It was apparent to me that his left hand was not the only damage, subtle cognitive and visual things are wrong too. And this meant that there was no way he could drive.

This was always something waiting in the wings, no one ever knows how this ending dance will go exactly. The thickening of the blood that cancer brings caused a clot in his brain, and the nearby cells died. The people in the hospital in Clarksville TN emergency and then a neurologist in Nashville, did all the tests. There was no other reason for the clot, and they found he had serious clots in his legs, and he is now on Coumadin to thin his blood out.

He was taken by ambulance to Nashville, I had to let him go alone, because of the dog waiting at the trailer. What a horrible moment that was, leaving him to go by himself, and then coming home to an empty bed.

The Airstream and Darth Vader are now parked by the house of Ken’s platoon seargent., He’s the combat medic grandson stationed at Fort Campbell that we came to visit. Ken is my hero, he helped out in so many ways.
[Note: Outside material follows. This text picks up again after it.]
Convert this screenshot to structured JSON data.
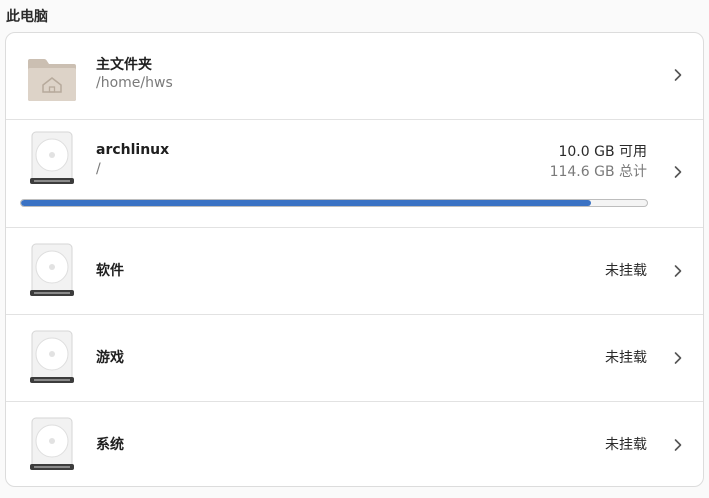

I will have to fly back and pick it up once we are settled in VA.

Oklahoma and Texas

At this time of year, we would normally avoid these hot places, but here there is family to say good-by to.

Down out of the last of the mountains, we cross the upper corner of NM, stopping at Tucumcari for the night. The name comes either from a romantic and suspiciously Longfellowish story of a love triangle and suicide murder, or (more likely)the name of a mountain which in Comanche means ambush place.

From here, on through Amarillo TX and into OK, it seems way too green and lush to be the old west. Not a cactus or a cow skull in sight, only lush pasture, green fields and increasing amounts of trees. I remember this as drier, maybe it rained a lot, maybe my recollection has been bleached out by too much time in the desert.

The closer we get to OK, the hotter it gets, and the humidity goes up and up. We were sad enough to leave the North Rim, and we really miss that cool dry place now.

In Oklahoma City, we visit the Cowboy Museum. Don’s legs and feet have developed a tendency to swell, making the walking hard, but we go on through, stopping at the Russells and Remingtons and ambling through the exhibits about the world of the working cowboy. A good half of the museum is art, western, realistic, and romantic art. No abstracts allowed here, “we don’t know much about art but we know what we like”. Wisely, the museum makes much of the art part, so as to attract the wealthy donors and patrons that they have to have.

I am a fool for cowboys and all things to do with them. I love the horses, the places and the smells and the people. Here, though, it seems to be a closely held identity, in spite of the fact that few of these people ever actually got close enough to a cow to smell it. It was a romantic idea, and the outfits are good. And it sells almost anything, including religion.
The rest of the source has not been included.